UNION ENTITLED TO CUSTOMER LISTS AND OTHER CONFIDENTIAL INFORMATION DURING COLLECTIVE BARGAINING
Legal rules concerning collective bargaining are not only complicated, but can lead to some strange results. One of the rules is that an employer in collective bargaining is often precluded in supporting its wage and benefits offers with economic arguments, because such economic arguments could “open the door” to the right of the union to request a lot of sensitive and confidential information from the employer. A recent example of this occurred during 2012 in KLB Industries, Inc v. N.L.R.B., 194 LRRM 2737 (CA DC 2012), where, a company’s economic position during collective bargaining “centered around competitiveness.” The company told the union that it was facing increased competition from Asian manufacturers, rising production costs, and decreased productivity. The company also expressed concern about retaining customers. Based on these economic arguments, the company initially demanded substantial concessions from the Union. In contrast, the Union sought a significant wage and benefit increases.
At the end of the previous labor agreement, the company notified the Union that it would terminate the agreement, and that same day the company made its last and final offer, which included a wage reduction. The Union counted with an offer for moderate wage increases. The next day, the Union sent the company a letter requesting the following information:
(1) a list of all current customers;
(2) a copy of all price quotes that the company had provided over the past five years and indication of which of
those quotes had been awarded;
(3) a list of all projects outsourced over the past five years;
(4) a list of all customers that had ceased purchasing from the company;
(5) a complete list of prices for the company’s products;
(6) market studies concerning the company’s products; and
(7) a complete calculation of the company’s projected savings from its concessionary wage proposal.
The Union explained that it needed this information because the company had continually asserted that it must improve the competitive position of the facility.
The company responded to the information request, by refusing to hand over the information because its “desire to remain competitive . . . is no different from the desire of any business conducting operations similar . . . ” The company nevertheless disclosed estimated annual wage savings, one of the types of information the Union sought, without providing the underlying calculations.
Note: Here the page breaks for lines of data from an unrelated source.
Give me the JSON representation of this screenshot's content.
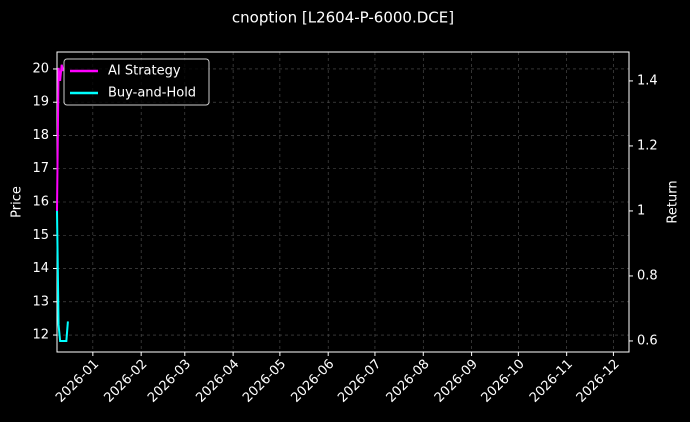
{
  "chart_data": {
    "type": "line",
    "title": "cnoption [L2604-P-6000.DCE]",
    "ylabel": "Price",
    "y2label": "Return",
    "x": [
      "2025-12-09",
      "2025-12-10",
      "2025-12-11",
      "2025-12-12",
      "2025-12-13",
      "2025-12-14",
      "2025-12-15",
      "2025-12-16"
    ],
    "series": [
      {
        "name": "AI Strategy",
        "color": "#ff00ff",
        "axis": "y2",
        "values": [
          1.0,
          1.44,
          1.4,
          1.45,
          1.43,
          null,
          null,
          null
        ]
      },
      {
        "name": "Buy-and-Hold",
        "color": "#00ffff",
        "axis": "y2",
        "values": [
          1.0,
          0.65,
          0.6,
          0.6,
          0.6,
          0.6,
          0.6,
          0.66
        ]
      }
    ],
    "xlim": [
      "2025-12-09",
      "2026-12-11"
    ],
    "xticks": [
      "2026-01",
      "2026-02",
      "2026-03",
      "2026-04",
      "2026-05",
      "2026-06",
      "2026-07",
      "2026-08",
      "2026-09",
      "2026-10",
      "2026-11",
      "2026-12"
    ],
    "ylim": [
      11.49,
      20.51
    ],
    "yticks": [
      12,
      13,
      14,
      15,
      16,
      17,
      18,
      19,
      20
    ],
    "y2lim": [
      0.566,
      1.489
    ],
    "y2ticks": [
      0.6,
      0.8,
      1.0,
      1.2,
      1.4
    ],
    "grid": true,
    "legend": "upper left"
  }
}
The company thereafter announced a lockout of Union employees and subsequently hired replacement workers.
These issues ultimately came before the NLRB, who concluded that because the company had invoked competitive pressures as its key rational in seeking wage concessions, the Union was entitled to the requested information that verified those assertions. The Board also found that the subsequent lockout and cancellation of health insurance was also unlawful. The information withholding made the lockout unlawful notwithstanding the company’s otherwise good faith bargaining.
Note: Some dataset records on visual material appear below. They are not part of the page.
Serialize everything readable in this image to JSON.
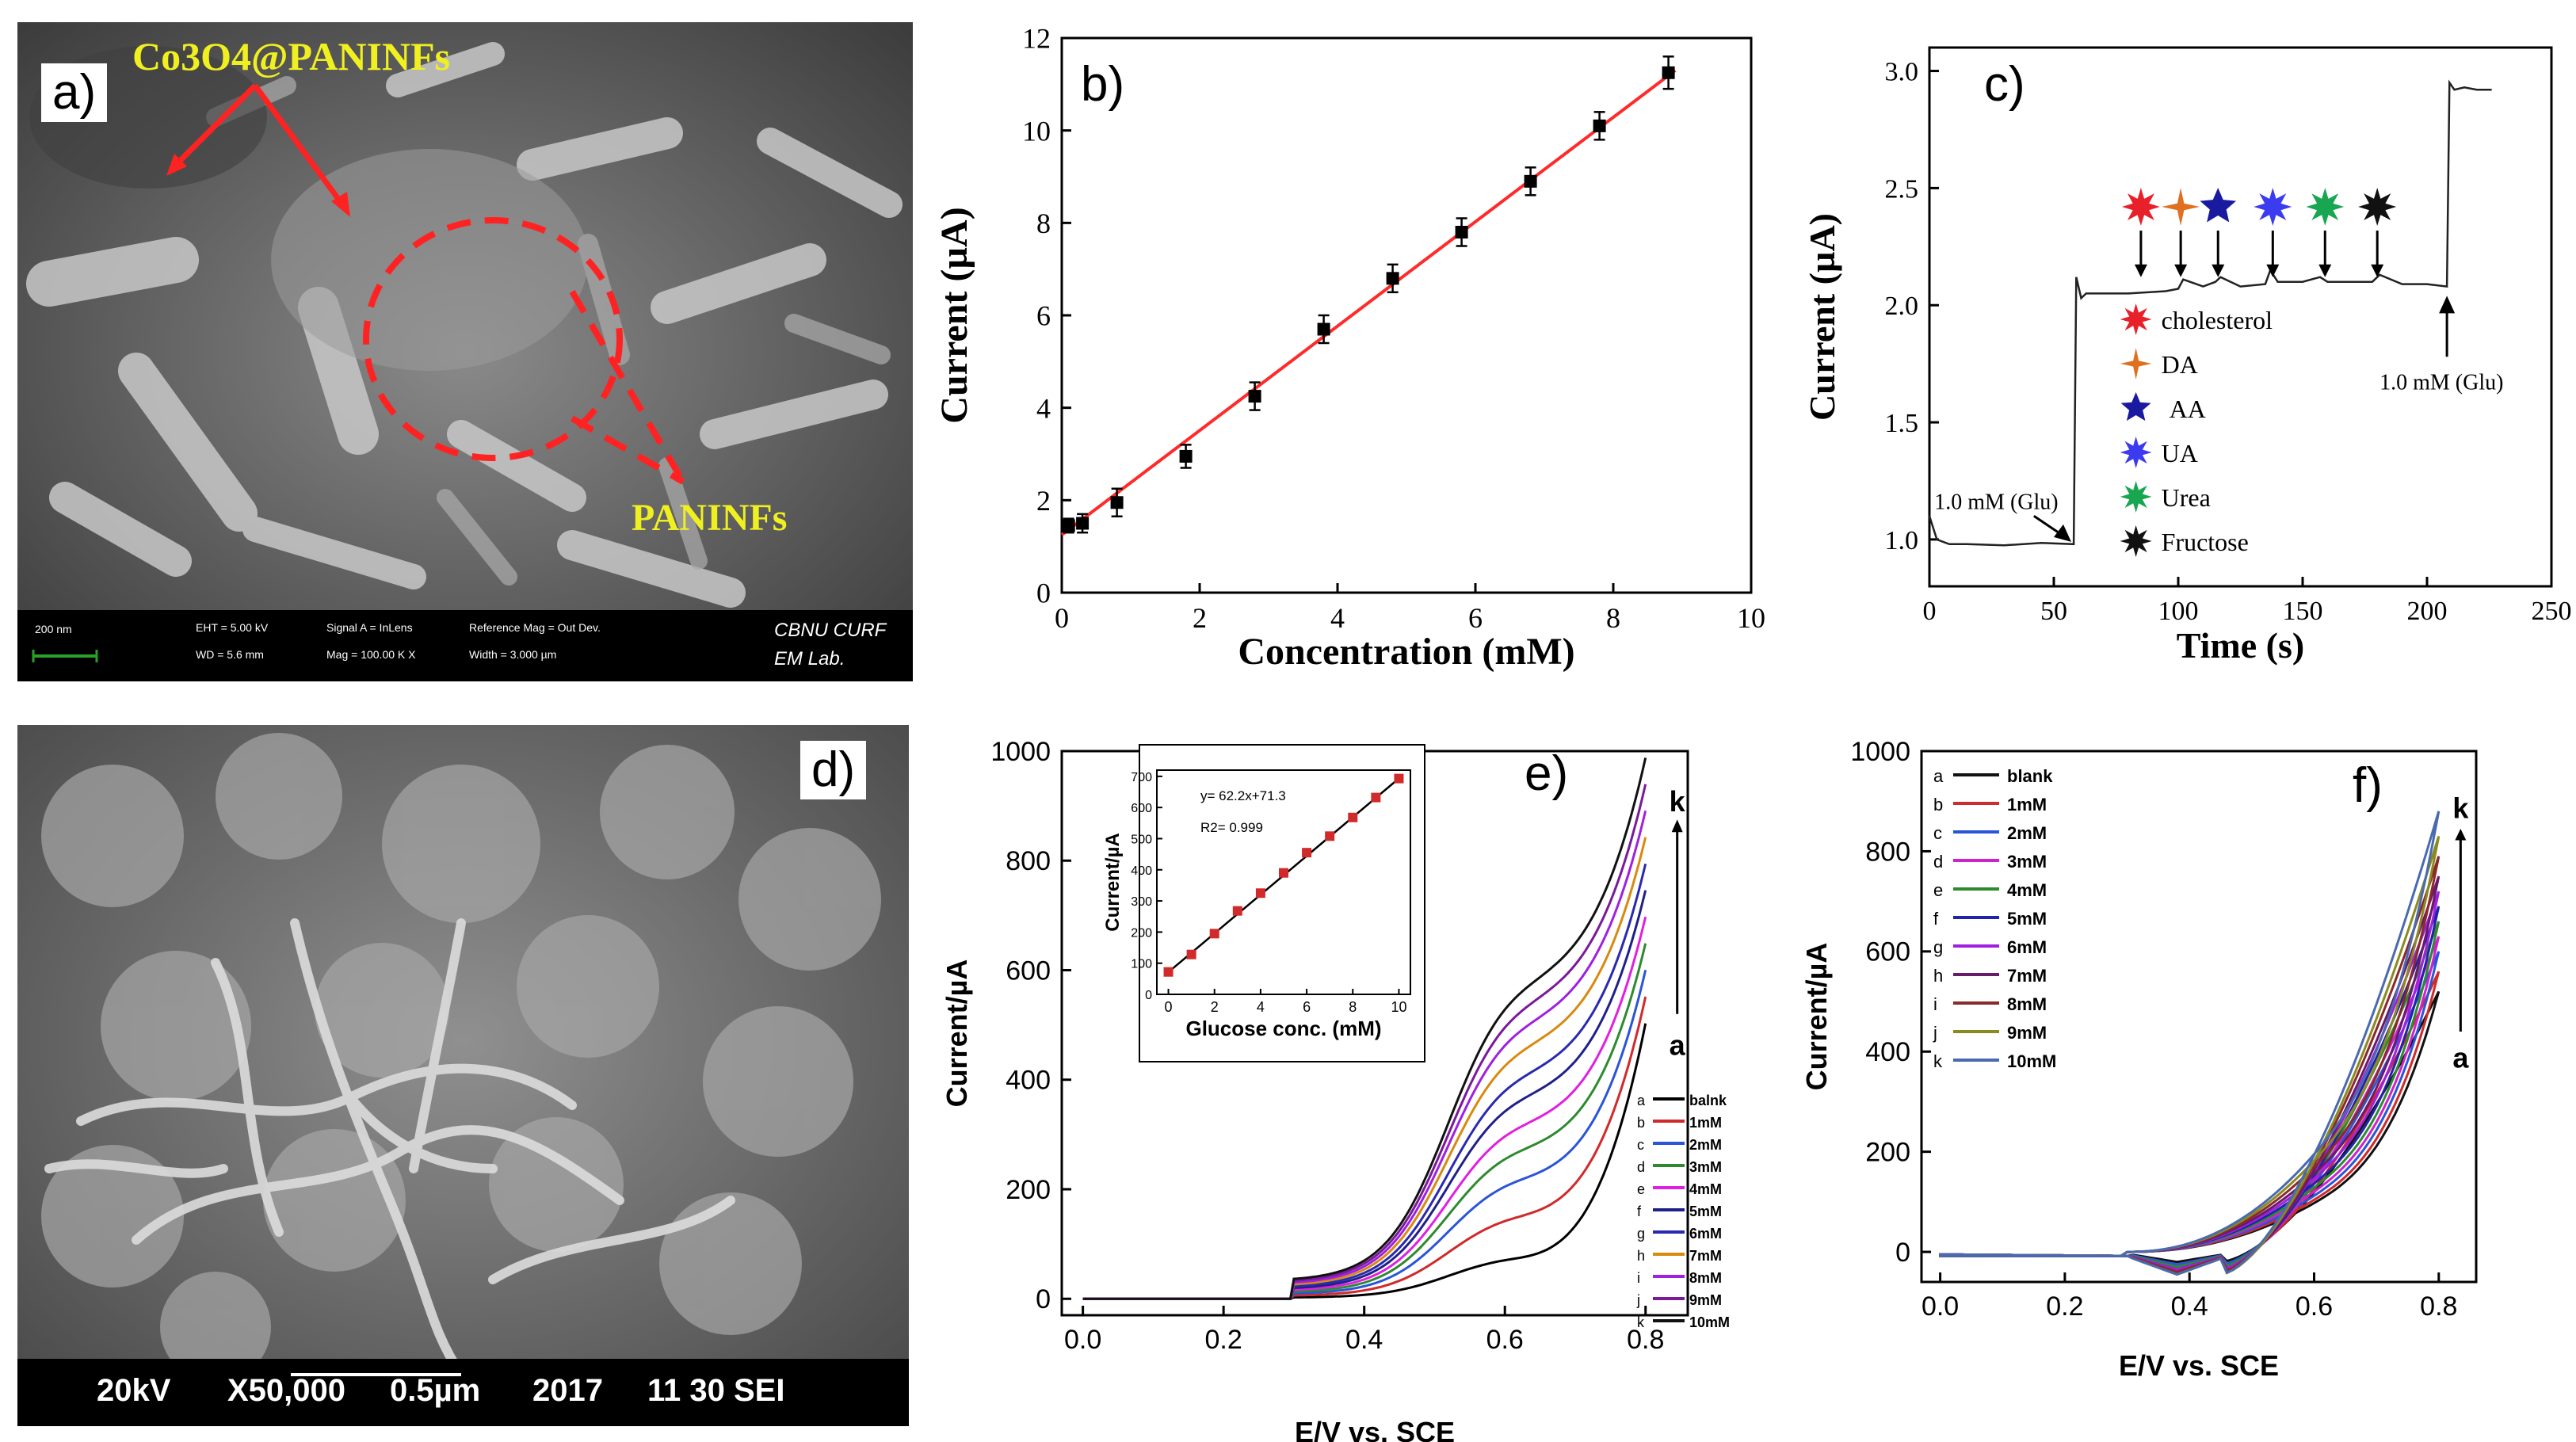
{
  "panel_labels": {
    "a": "a)",
    "b": "b)",
    "c": "c)",
    "d": "d)",
    "e": "e)",
    "f": "f)"
  },
  "sem_a": {
    "annotation_top": "Co3O4@PANINFs",
    "annotation_bottom": "PANINFs",
    "scale_bar": "200 nm",
    "info_1": "EHT = 5.00 kV",
    "info_2": "WD = 5.6 mm",
    "info_3": "Signal A = InLens",
    "info_4": "Mag = 100.00 K X",
    "info_5": "Reference Mag = Out Dev.",
    "info_6": "Width = 3.000 µm",
    "lab_1": "CBNU CURF",
    "lab_2": "EM Lab."
  },
  "sem_d": {
    "voltage": "20kV",
    "mag": "X50,000",
    "scale": "0.5µm",
    "year": "2017",
    "code": "11 30 SEI"
  },
  "chart_data": [
    {
      "id": "b",
      "type": "scatter",
      "xlabel": "Concentration (mM)",
      "ylabel": "Current (µA)",
      "xlim": [
        0,
        10
      ],
      "ylim": [
        0,
        12
      ],
      "xticks": [
        0,
        2,
        4,
        6,
        8,
        10
      ],
      "yticks": [
        0,
        2,
        4,
        6,
        8,
        10,
        12
      ],
      "x": [
        0.1,
        0.3,
        0.8,
        1.8,
        2.8,
        3.8,
        4.8,
        5.8,
        6.8,
        7.8,
        8.8
      ],
      "y": [
        1.45,
        1.5,
        1.95,
        2.95,
        4.25,
        5.7,
        6.8,
        7.8,
        8.9,
        10.1,
        11.25
      ],
      "error": [
        0.15,
        0.2,
        0.3,
        0.25,
        0.3,
        0.3,
        0.3,
        0.3,
        0.3,
        0.3,
        0.35
      ],
      "fit": {
        "x": [
          0,
          8.9
        ],
        "y": [
          1.25,
          11.3
        ]
      },
      "colors": {
        "points": "#000000",
        "fit": "#ff2a2a"
      }
    },
    {
      "id": "c",
      "type": "line",
      "xlabel": "Time (s)",
      "ylabel": "Current (µA)",
      "xlim": [
        0,
        250
      ],
      "ylim": [
        0.8,
        3.1
      ],
      "xticks": [
        0,
        50,
        100,
        150,
        200,
        250
      ],
      "yticks": [
        1.0,
        1.5,
        2.0,
        2.5,
        3.0
      ],
      "x": [
        0,
        3,
        8,
        15,
        30,
        45,
        58,
        59,
        61,
        63,
        70,
        80,
        95,
        100,
        102,
        110,
        115,
        117,
        125,
        135,
        137,
        140,
        150,
        157,
        160,
        170,
        178,
        181,
        190,
        200,
        208,
        209,
        211,
        215,
        220,
        226
      ],
      "y": [
        1.1,
        1.0,
        0.98,
        0.98,
        0.975,
        0.985,
        0.98,
        2.12,
        2.03,
        2.05,
        2.05,
        2.05,
        2.06,
        2.07,
        2.11,
        2.08,
        2.1,
        2.12,
        2.08,
        2.09,
        2.15,
        2.1,
        2.1,
        2.12,
        2.1,
        2.1,
        2.1,
        2.13,
        2.09,
        2.09,
        2.08,
        2.95,
        2.92,
        2.93,
        2.92,
        2.92
      ],
      "annotations": [
        {
          "text": "1.0 mM (Glu)",
          "at_x": 57
        },
        {
          "text": "1.0 mM (Glu)",
          "at_x": 208
        }
      ],
      "interferents": [
        {
          "name": "cholesterol",
          "x": 85,
          "color": "#e8202a"
        },
        {
          "name": "DA",
          "x": 101,
          "color": "#e07020"
        },
        {
          "name": "AA",
          "x": 116,
          "color": "#1a1aa0"
        },
        {
          "name": "UA",
          "x": 138,
          "color": "#3b3bef"
        },
        {
          "name": "Urea",
          "x": 159,
          "color": "#18a650"
        },
        {
          "name": "Fructose",
          "x": 180,
          "color": "#111111"
        }
      ]
    },
    {
      "id": "e",
      "type": "line",
      "xlabel": "E/V vs. SCE",
      "ylabel": "Current/µA",
      "xlim": [
        -0.03,
        0.86
      ],
      "ylim": [
        -30,
        1000
      ],
      "xticks": [
        0.0,
        0.2,
        0.4,
        0.6,
        0.8
      ],
      "yticks": [
        0,
        200,
        400,
        600,
        800,
        1000
      ],
      "series": [
        {
          "name": "balnk",
          "letter": "a",
          "color": "#000000",
          "a": 80,
          "b": 2,
          "c": 60,
          "d": 500
        },
        {
          "name": "1mM",
          "letter": "b",
          "color": "#d02a2a",
          "a": 160,
          "b": 5,
          "c": 75,
          "d": 545
        },
        {
          "name": "2mM",
          "letter": "c",
          "color": "#2a55d8",
          "a": 230,
          "b": 8,
          "c": 90,
          "d": 590
        },
        {
          "name": "3mM",
          "letter": "d",
          "color": "#2e8a2e",
          "a": 285,
          "b": 11,
          "c": 105,
          "d": 635
        },
        {
          "name": "4mM",
          "letter": "e",
          "color": "#e020e0",
          "a": 330,
          "b": 14,
          "c": 120,
          "d": 680
        },
        {
          "name": "5mM",
          "letter": "f",
          "color": "#20208a",
          "a": 380,
          "b": 17,
          "c": 135,
          "d": 725
        },
        {
          "name": "6mM",
          "letter": "g",
          "color": "#2a2ab0",
          "a": 420,
          "b": 20,
          "c": 150,
          "d": 770
        },
        {
          "name": "7mM",
          "letter": "h",
          "color": "#d88a10",
          "a": 470,
          "b": 23,
          "c": 165,
          "d": 815
        },
        {
          "name": "8mM",
          "letter": "i",
          "color": "#a020e0",
          "a": 510,
          "b": 26,
          "c": 180,
          "d": 860
        },
        {
          "name": "9mM",
          "letter": "j",
          "color": "#7a1a9a",
          "a": 545,
          "b": 29,
          "c": 195,
          "d": 905
        },
        {
          "name": "10mM",
          "letter": "k",
          "color": "#111111",
          "a": 580,
          "b": 32,
          "c": 210,
          "d": 950
        }
      ],
      "arrow_top": "k",
      "arrow_bottom": "a",
      "inset": {
        "xlabel": "Glucose conc. (mM)",
        "ylabel": "Current/µA",
        "xlim": [
          -0.5,
          10.5
        ],
        "ylim": [
          0,
          720
        ],
        "xticks": [
          0,
          2,
          4,
          6,
          8,
          10
        ],
        "yticks": [
          0,
          100,
          200,
          300,
          400,
          500,
          600,
          700
        ],
        "x": [
          0,
          1,
          2,
          3,
          4,
          5,
          6,
          7,
          8,
          9,
          10
        ],
        "y": [
          72,
          128,
          195,
          268,
          325,
          390,
          455,
          508,
          568,
          632,
          693
        ],
        "equation": "y= 62.2x+71.3",
        "r2": "R2= 0.999"
      }
    },
    {
      "id": "f",
      "type": "line",
      "xlabel": "E/V vs. SCE",
      "ylabel": "Current/µA",
      "xlim": [
        -0.03,
        0.86
      ],
      "ylim": [
        -60,
        1000
      ],
      "xticks": [
        0.0,
        0.2,
        0.4,
        0.6,
        0.8
      ],
      "yticks": [
        0,
        200,
        400,
        600,
        800,
        1000
      ],
      "series": [
        {
          "name": "blank",
          "letter": "a",
          "color": "#111111",
          "top": 520,
          "fwd": 300,
          "low": -20
        },
        {
          "name": "1mM",
          "letter": "b",
          "color": "#d02a2a",
          "top": 560,
          "fwd": 320,
          "low": -25
        },
        {
          "name": "2mM",
          "letter": "c",
          "color": "#2a55d8",
          "top": 600,
          "fwd": 345,
          "low": -25
        },
        {
          "name": "3mM",
          "letter": "d",
          "color": "#d020d0",
          "top": 630,
          "fwd": 370,
          "low": -30
        },
        {
          "name": "4mM",
          "letter": "e",
          "color": "#2e8a2e",
          "top": 660,
          "fwd": 395,
          "low": -30
        },
        {
          "name": "5mM",
          "letter": "f",
          "color": "#2222aa",
          "top": 690,
          "fwd": 420,
          "low": -35
        },
        {
          "name": "6mM",
          "letter": "g",
          "color": "#a020e0",
          "top": 720,
          "fwd": 450,
          "low": -35
        },
        {
          "name": "7mM",
          "letter": "h",
          "color": "#6a1a6a",
          "top": 750,
          "fwd": 480,
          "low": -40
        },
        {
          "name": "8mM",
          "letter": "i",
          "color": "#8a2a2a",
          "top": 790,
          "fwd": 520,
          "low": -40
        },
        {
          "name": "9mM",
          "letter": "j",
          "color": "#8a8a20",
          "top": 830,
          "fwd": 560,
          "low": -45
        },
        {
          "name": "10mM",
          "letter": "k",
          "color": "#4a6ab0",
          "top": 880,
          "fwd": 600,
          "low": -45
        }
      ],
      "arrow_top": "k",
      "arrow_bottom": "a"
    }
  ]
}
Editor’s Note - This writer is often faced with similar issues in collective bargaining. Sometimes the writer jokes that the NLRB does not allow the employer to be honest and go into reasons during collective bargaining, which is not far from the truth. The only thing that the employer can be confident in arguing without getting into these type issues, is that the employer believes its proposal is fair and reasonable. It should be noted that the facts of the KLB Industries case created some critical issues that are fairly unique, in that the company was seeking substantial pay and benefit reductions, and ultimately locked out its employees and hired replacement workers. Most negotiations do not involve these type fact patterns that can create a “legal war.”